Par exemple, dans la décision Rivera c. Canada (Ministre de la Citoyenneté et de l’Immigration), 2009 CF 814, le juge Russell a révisé une décision de la Commission en ce qui avait trait à l’utilisation du pouvoir discrétionnaire de poursuivre dans le but d’infliger un traitement plus sévère aux individus s’étant prononcées contre la guerre par le moyen d’un procès en cour martiale. Au paragraphe 101, le juge Russell a conclu ce qui suit à propos de la décision de la Commission :

[…] il faut reprendre l’ensemble de l’analyse relative à la protection de l’État en tenant compte du risque allégué, et de la preuve à l’appui, à savoir que les autorités américaines n’appliqueront pas une loi d’application générale de façon neutre, mais qu’elles choisiront la demanderesse principale comme cible de poursuites et de sanctions simplement du simple fait de ses opinions politiques, alors que d’autres déserteurs, qui ne se sont pas prononcés contre la guerre en Iraq, ont fait l’objet de renvoi par mesure administrative.

En l’espèce, la Commission a largement ignoré la preuve présentée par le demandeur relativement à des individus placés dans des situations similaires et au pouvoir discrétionnaire du poursuivant. La Commission a conclu que le système de justice bénéficiait de ce pouvoir discrétionnaire et que son exercice était approprié en présence de facteurs aggravants.

Le paragraphe 169 du Guide des procédures du HCNUR indique que :

Un déserteur ou un insoumis peut donc être considéré comme un réfugié s’il peut démontrer qu’il se verrait infliger pour l’infraction militaire commise une peine d’une sévérité disproportionnée du fait de sa race, de sa religion, de sa nationalité, de son appartenance à un certain groupe social ou de ses opinions politiques.
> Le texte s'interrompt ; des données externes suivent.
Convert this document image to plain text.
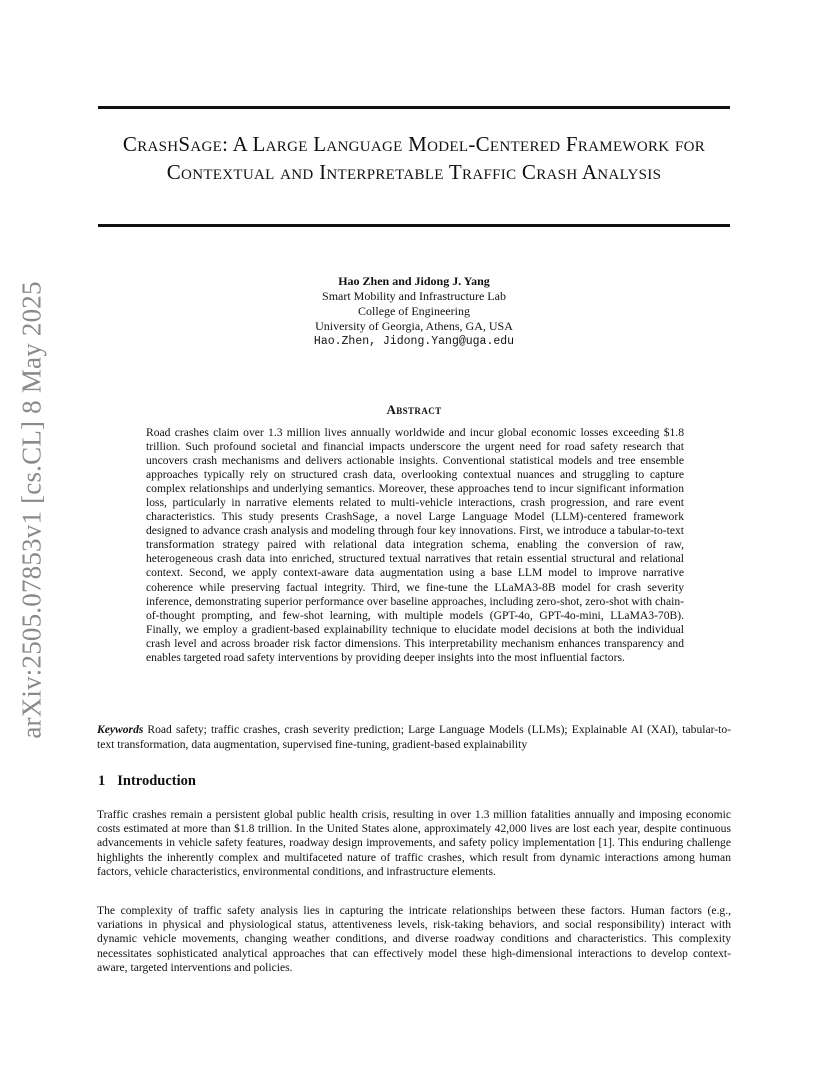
arXiv:2505.07853v1 [cs.CL] 8 May 2025
CrashSage: A Large Language Model-Centered Framework for Contextual and Interpretable Traffic Crash Analysis
Hao Zhen and Jidong J. Yang
Smart Mobility and Infrastructure Lab
College of Engineering
University of Georgia, Athens, GA, USA
Hao.Zhen, Jidong.Yang@uga.edu
Abstract

Road crashes claim over 1.3 million lives annually worldwide and incur global economic losses exceeding $1.8 trillion. Such profound societal and financial impacts underscore the urgent need for road safety research that uncovers crash mechanisms and delivers actionable insights. Conventional statistical models and tree ensemble approaches typically rely on structured crash data, overlooking contextual nuances and struggling to capture complex relationships and underlying semantics. Moreover, these approaches tend to incur significant information loss, particularly in narrative elements related to multi-vehicle interactions, crash progression, and rare event characteristics. This study presents CrashSage, a novel Large Language Model (LLM)-centered framework designed to advance crash analysis and modeling through four key innovations. First, we introduce a tabular-to-text transformation strategy paired with relational data integration schema, enabling the conversion of raw, heterogeneous crash data into enriched, structured textual narratives that retain essential structural and relational context. Second, we apply context-aware data augmentation using a base LLM model to improve narrative coherence while preserving factual integrity. Third, we fine-tune the LLaMA3-8B model for crash severity inference, demonstrating superior performance over baseline approaches, including zero-shot, zero-shot with chain-of-thought prompting, and few-shot learning, with multiple models (GPT-4o, GPT-4o-mini, LLaMA3-70B). Finally, we employ a gradient-based explainability technique to elucidate model decisions at both the individual crash level and across broader risk factor dimensions. This interpretability mechanism enhances transparency and enables targeted road safety interventions by providing deeper insights into the most influential factors.

Keywords Road safety; traffic crashes, crash severity prediction; Large Language Models (LLMs); Explainable AI (XAI), tabular-to-text transformation, data augmentation, supervised fine-tuning, gradient-based explainability

1 Introduction

Traffic crashes remain a persistent global public health crisis, resulting in over 1.3 million fatalities annually and imposing economic costs estimated at more than $1.8 trillion. In the United States alone, approximately 42,000 lives are lost each year, despite continuous advancements in vehicle safety features, roadway design improvements, and safety policy implementation [1]. This enduring challenge highlights the inherently complex and multifaceted nature of traffic crashes, which result from dynamic interactions among human factors, vehicle characteristics, environmental conditions, and infrastructure elements.

The complexity of traffic safety analysis lies in capturing the intricate relationships between these factors. Human factors (e.g., variations in physical and physiological status, attentiveness levels, risk-taking behaviors, and social responsibility) interact with dynamic vehicle movements, changing weather conditions, and diverse roadway conditions and characteristics. This complexity necessitates sophisticated analytical approaches that can effectively model these high-dimensional interactions to develop context-aware, targeted interventions and policies.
Il en irait de même si l’intéressé peut démontrer qu’il craint avec raison d’être persécuté pour ces motifs, indépendamment de la peine encourue pour désertion.

À ce titre, il ressort du Guide des procédures du HCNUR, ainsi que de la jurisprudence précitée, que l’utilisation du pouvoir discrétionnaire de poursuivre pour infliger à un déserteur une peine d’une sévérité disproportionnée en raison de ses opinions politiques peut constituer de la persécution.

[100]   Le demandeur soutient qu’il est déraisonnable que la SPR conclue à l’existence de la protection de l’État contre le risque de traitement différent quant à la poursuite en se fondant uniquement sur le fait que l’exercice du pouvoir discrétionnaire fait partie du système de justice criminelle. Il fait de plus valoir que la SPR est tenue, dans le cadre d’une analyse complète relative à la protection de l’État, d’examiner la façon dont le système protégerait une personne en cas d’exercice inapproprié du pouvoir discrétionnaire de poursuivre.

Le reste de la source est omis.